Jackendoff en Pinker geven geen bewijzen die zulke alternatieve verklaringen uitsluiten en genetisch onderzoek heeft tot op heden slechts één gen opgeleverd dat een rol speelt in het menselijk taalvermogen. Dat gen heet FOXP2 en is in 2001 ontdekt door een team van genetici waaronder Cecilia Lai en Simon Fisher uit Oxford. Zij publiceerden in het tijdschrift Nature hun analyse van het DNA van een Engelse familie, waarvan alles al wees op een genetische aandoening van het taalvermogen. Uit stamboomonderzoek was al gebleken dat leden van minstens drie generaties de verschijnselen hadden, volgens een typisch patroon van overerving van een gen met een dominanteen een recessieve versie – net als Mendel dat in de negentiende eeuw in zijn experimenten met erwtenplanten had vastgesteld. De familieleden met de aandoening hebben moeite met grammatica, vervoegingen en verbuigingen, maar ook met gecontroleerde bewegingen van hun lippen en tong, die nodig zijn voor spraak maar slechts indirect met taal te maken hebben. Door die variatie van symptomen geldt ook FOXP2 niet als een hard bewijs voor evolutionaire adaptatie voor taal.
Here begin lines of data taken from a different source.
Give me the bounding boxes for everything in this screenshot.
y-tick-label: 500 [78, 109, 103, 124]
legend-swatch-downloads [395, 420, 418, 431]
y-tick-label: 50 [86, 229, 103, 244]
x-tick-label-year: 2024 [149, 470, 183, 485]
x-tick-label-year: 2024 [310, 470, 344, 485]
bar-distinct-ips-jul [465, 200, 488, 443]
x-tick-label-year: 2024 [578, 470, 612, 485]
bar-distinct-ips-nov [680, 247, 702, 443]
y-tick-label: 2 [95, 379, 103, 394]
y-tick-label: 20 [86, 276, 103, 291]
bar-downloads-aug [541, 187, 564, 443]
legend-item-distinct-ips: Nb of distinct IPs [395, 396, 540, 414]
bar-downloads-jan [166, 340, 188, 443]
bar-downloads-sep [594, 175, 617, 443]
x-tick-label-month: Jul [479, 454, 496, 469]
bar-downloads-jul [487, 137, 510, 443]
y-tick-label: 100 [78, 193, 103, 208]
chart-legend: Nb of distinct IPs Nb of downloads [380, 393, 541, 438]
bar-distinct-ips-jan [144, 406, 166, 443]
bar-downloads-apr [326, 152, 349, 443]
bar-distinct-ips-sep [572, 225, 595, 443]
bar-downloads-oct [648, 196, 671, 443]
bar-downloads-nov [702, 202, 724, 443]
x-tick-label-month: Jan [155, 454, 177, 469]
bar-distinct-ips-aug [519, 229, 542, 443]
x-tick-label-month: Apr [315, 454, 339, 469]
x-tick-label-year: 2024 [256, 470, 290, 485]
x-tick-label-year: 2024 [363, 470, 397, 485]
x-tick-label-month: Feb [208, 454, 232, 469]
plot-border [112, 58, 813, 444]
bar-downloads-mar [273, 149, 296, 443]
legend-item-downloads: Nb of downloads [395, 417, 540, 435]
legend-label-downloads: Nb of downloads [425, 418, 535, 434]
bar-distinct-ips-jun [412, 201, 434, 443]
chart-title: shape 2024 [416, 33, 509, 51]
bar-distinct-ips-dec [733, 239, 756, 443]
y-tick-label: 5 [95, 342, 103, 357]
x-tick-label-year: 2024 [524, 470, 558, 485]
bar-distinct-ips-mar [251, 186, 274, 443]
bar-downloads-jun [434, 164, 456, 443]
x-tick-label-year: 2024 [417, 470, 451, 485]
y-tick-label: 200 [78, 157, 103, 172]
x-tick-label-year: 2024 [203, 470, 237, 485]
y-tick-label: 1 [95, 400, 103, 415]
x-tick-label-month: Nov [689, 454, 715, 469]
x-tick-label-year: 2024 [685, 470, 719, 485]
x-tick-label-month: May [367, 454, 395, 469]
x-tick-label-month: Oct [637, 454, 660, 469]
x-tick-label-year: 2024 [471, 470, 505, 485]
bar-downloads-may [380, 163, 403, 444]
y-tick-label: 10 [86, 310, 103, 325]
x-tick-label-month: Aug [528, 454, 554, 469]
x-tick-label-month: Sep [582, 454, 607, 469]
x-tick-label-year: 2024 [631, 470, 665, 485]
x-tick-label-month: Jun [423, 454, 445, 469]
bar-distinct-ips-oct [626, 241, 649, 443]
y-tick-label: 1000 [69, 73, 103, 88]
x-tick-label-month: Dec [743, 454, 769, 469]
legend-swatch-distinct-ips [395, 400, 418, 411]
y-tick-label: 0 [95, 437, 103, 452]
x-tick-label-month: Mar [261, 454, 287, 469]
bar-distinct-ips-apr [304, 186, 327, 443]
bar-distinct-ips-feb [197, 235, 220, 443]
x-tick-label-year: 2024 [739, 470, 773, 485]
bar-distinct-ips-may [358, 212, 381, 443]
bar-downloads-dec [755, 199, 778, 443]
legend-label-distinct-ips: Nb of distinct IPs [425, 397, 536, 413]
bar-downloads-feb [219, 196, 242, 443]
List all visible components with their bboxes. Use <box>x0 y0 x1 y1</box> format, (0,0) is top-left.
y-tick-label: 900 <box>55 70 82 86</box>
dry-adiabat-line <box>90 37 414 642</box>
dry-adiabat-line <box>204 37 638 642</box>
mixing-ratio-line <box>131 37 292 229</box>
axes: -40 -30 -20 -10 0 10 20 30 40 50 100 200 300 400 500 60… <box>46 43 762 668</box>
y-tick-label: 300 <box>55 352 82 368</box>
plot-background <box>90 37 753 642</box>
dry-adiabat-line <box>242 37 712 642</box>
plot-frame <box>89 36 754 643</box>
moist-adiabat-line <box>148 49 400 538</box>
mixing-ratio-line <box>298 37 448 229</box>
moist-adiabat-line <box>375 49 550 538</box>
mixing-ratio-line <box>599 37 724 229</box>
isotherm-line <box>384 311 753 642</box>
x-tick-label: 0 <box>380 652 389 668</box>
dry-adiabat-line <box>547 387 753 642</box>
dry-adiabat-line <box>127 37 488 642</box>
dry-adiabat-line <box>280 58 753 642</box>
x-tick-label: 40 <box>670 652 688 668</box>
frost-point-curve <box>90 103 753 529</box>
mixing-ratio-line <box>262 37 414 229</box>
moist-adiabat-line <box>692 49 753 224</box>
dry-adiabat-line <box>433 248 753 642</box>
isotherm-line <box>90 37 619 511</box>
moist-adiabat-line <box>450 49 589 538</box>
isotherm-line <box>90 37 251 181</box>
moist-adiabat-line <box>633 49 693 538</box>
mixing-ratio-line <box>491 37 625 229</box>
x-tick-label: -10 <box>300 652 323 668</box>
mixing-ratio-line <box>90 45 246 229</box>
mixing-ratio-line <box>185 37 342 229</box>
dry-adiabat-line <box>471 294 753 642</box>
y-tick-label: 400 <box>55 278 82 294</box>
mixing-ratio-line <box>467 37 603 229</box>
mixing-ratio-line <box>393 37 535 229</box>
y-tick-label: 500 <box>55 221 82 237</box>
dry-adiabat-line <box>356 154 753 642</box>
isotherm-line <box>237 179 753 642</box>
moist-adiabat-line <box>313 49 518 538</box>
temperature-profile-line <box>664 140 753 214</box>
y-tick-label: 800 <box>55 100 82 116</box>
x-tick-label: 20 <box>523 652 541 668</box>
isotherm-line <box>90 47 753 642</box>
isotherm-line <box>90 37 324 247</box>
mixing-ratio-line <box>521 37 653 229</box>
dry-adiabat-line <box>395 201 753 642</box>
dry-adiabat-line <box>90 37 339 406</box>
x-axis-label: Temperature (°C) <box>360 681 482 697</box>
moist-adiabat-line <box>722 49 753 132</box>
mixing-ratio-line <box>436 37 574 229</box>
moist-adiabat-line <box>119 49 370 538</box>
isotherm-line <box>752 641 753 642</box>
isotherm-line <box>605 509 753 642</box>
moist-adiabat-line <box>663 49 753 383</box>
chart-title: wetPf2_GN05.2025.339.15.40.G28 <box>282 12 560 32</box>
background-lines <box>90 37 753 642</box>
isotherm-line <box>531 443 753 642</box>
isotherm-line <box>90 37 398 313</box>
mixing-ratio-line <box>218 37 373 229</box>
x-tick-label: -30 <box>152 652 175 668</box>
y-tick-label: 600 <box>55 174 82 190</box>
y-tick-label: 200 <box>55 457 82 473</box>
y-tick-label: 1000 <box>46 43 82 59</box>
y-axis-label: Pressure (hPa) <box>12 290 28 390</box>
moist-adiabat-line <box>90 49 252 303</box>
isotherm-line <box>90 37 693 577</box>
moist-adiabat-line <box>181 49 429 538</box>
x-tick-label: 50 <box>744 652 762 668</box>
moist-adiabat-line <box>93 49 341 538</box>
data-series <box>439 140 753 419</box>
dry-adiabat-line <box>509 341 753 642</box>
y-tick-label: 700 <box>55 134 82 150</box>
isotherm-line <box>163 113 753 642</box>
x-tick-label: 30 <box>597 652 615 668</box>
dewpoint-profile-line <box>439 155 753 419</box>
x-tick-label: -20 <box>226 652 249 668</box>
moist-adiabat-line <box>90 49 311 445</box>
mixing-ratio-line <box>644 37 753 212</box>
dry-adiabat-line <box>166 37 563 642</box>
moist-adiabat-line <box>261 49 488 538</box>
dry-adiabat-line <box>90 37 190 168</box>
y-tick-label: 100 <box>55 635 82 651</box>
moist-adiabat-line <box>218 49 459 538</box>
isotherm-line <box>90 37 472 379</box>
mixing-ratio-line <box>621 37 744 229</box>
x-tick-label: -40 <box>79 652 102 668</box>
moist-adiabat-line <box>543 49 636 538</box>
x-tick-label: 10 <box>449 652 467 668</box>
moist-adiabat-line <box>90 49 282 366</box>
Al met al is er veel af te dingen op zowel de stapsgewijze scenario’s van Jackendoff en Pinker als op de Big Bang-theorieën van Chomsky en anderen – er zijn simpelweg te weinig harde bewijzen. Wat deze wetenschappers gemeen hebben is dat ze op basis van hun zeer respectabele onderzoek naar taal met grote stappen ook meteen een theorie over taalevolutie willen poneren. Maar de studie van evolutie is een serieus veld en net als andere wetenschapsgebieden vereist onderzoek naar de evolutie van taal een combinatie van zorgvuldige experimenten om hypotheses te toetsen, wiskundig modelleren om de samenhang van een theorie te evalueren en hard nadenken over de relatie met resultaten uit gerelateerde vakgebieden. Dat is slecht nieuws voor mensen die onmiddellijk antwoorden willen hebben op hun intrigerende vragen, maar goed nieuws voor ambitieuze wetenschappers in dit vakgebied omdat er nog veel te ontdekken valt.